MANILA – Those who worked hard during their years in the workforce still have one obstacle to overcome after calling it quits: making their retirement funds last.
Agnes Cuaso, a unit manager at Sunlife Philippines, said knowing how to save, invest, and spend retirement funds wisely is one of the biggest concerns of retirees.
“You need to visualize what you would like to do during your retirement years. Do you want to pursue a hobby, travel, do volunteer work, or open a small business?” Cuaso said on ANC’s “On The Money.”
Cuaso said there is a simple formula to determine how long your retirement funds can last.
“Have your retirement fund and divide it by your cost of living per month… This will help you determine if you have to adjust your lifestyle or maybe lengthen your retirement age or go back to work,” she said.
Cuaso said once the amount of period has been set, the next step is to consider sources and where to put the funds, whether in cash assets, property or business.
For cash assets such as bank deposits, stocks, bands and pooled funds, Cuaso said retirees should consider the following: reputation of company, historical returns, timeline, and liquidity.
For property assets, retirees should come up with a plan if it will be rented out or sold eventually.
Setting up a business, meanwhile, will require the necessary skills and due diligence in studying the product and the market.
Cuaso reminded retirees that living the retired life will be more expensive due to inflation.
“Retirement is going to cost more because of inflation so it is the invisible foe that eats up the purchasing power of our money,” she said, adding that retirees can’t solely rely on government assistance because the average monthly pension is only P8,000.
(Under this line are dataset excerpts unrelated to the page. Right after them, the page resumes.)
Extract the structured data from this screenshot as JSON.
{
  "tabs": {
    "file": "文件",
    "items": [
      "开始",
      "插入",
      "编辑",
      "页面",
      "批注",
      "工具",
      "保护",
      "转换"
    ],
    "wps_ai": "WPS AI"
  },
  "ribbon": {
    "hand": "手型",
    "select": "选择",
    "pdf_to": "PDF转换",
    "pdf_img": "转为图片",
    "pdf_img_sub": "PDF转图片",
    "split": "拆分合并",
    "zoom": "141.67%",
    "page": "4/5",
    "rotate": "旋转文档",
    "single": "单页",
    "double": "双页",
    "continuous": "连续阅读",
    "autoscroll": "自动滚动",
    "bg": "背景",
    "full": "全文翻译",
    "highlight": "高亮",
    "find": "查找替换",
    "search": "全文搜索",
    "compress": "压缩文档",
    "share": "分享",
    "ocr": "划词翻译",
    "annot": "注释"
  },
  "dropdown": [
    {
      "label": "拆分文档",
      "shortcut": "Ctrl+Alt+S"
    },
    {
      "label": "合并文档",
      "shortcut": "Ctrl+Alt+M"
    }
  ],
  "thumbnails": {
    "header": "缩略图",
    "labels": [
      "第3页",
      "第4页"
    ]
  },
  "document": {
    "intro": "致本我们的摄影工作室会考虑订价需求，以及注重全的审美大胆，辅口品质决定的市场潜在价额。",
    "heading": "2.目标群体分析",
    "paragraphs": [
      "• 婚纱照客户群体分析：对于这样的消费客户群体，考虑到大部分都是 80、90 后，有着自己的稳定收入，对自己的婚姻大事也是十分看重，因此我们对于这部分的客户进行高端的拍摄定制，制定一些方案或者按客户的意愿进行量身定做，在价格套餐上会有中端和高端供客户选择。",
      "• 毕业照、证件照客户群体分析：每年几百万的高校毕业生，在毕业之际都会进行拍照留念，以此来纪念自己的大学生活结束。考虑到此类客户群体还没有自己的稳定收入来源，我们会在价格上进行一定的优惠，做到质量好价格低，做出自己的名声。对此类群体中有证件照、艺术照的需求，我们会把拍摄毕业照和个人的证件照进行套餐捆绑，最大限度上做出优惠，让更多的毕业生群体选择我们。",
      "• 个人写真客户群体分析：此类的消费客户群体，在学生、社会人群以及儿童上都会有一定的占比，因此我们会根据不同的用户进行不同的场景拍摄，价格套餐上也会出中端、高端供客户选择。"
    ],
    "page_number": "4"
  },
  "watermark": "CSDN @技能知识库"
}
She also warned that retirees are prone to investment scams in their quest to grow the funds.
“In their goal to quadruple their retirement funds, some retirees put their money in companies that seems to be legitimate at first but end up being scams,” she said.
To be protected from scams, Cuaso advised against putting all funds in a company or business without studying it.
“You need to study and ask where is it invested and why it is earning that much. You look at the company or board of directors and carefully study it,” she said.
Retirees usually commit the same money mistakes such as being a one-day or one-year millionaire; and not planning for retirement when they are already retired.
She advised retirees to diversify funds for expenses that they will be needing soon, such as for emergencies or everyday expenses for the next three years.
These funds can be placed in more liquid instruments like bank deposits, treasury bills, and preferred stocks that give coupons.
For the long-term, retirees can place their funds in higher yielding instruments like managed funds. A portion may be in stocks, but retirees need to consider their risk tolerance.
“You can allot 20 to 30 percent of your finds in high risk investments if you are more aggressive,” said Cuaso.
According to Cuaso, the best time to plan for retirement is when you get that first paycheck.
“So you can put a portion of it and start making it grow because of the small portion or small savings that you have when you were younger, it can grow to millions when you retire eventually,” she said.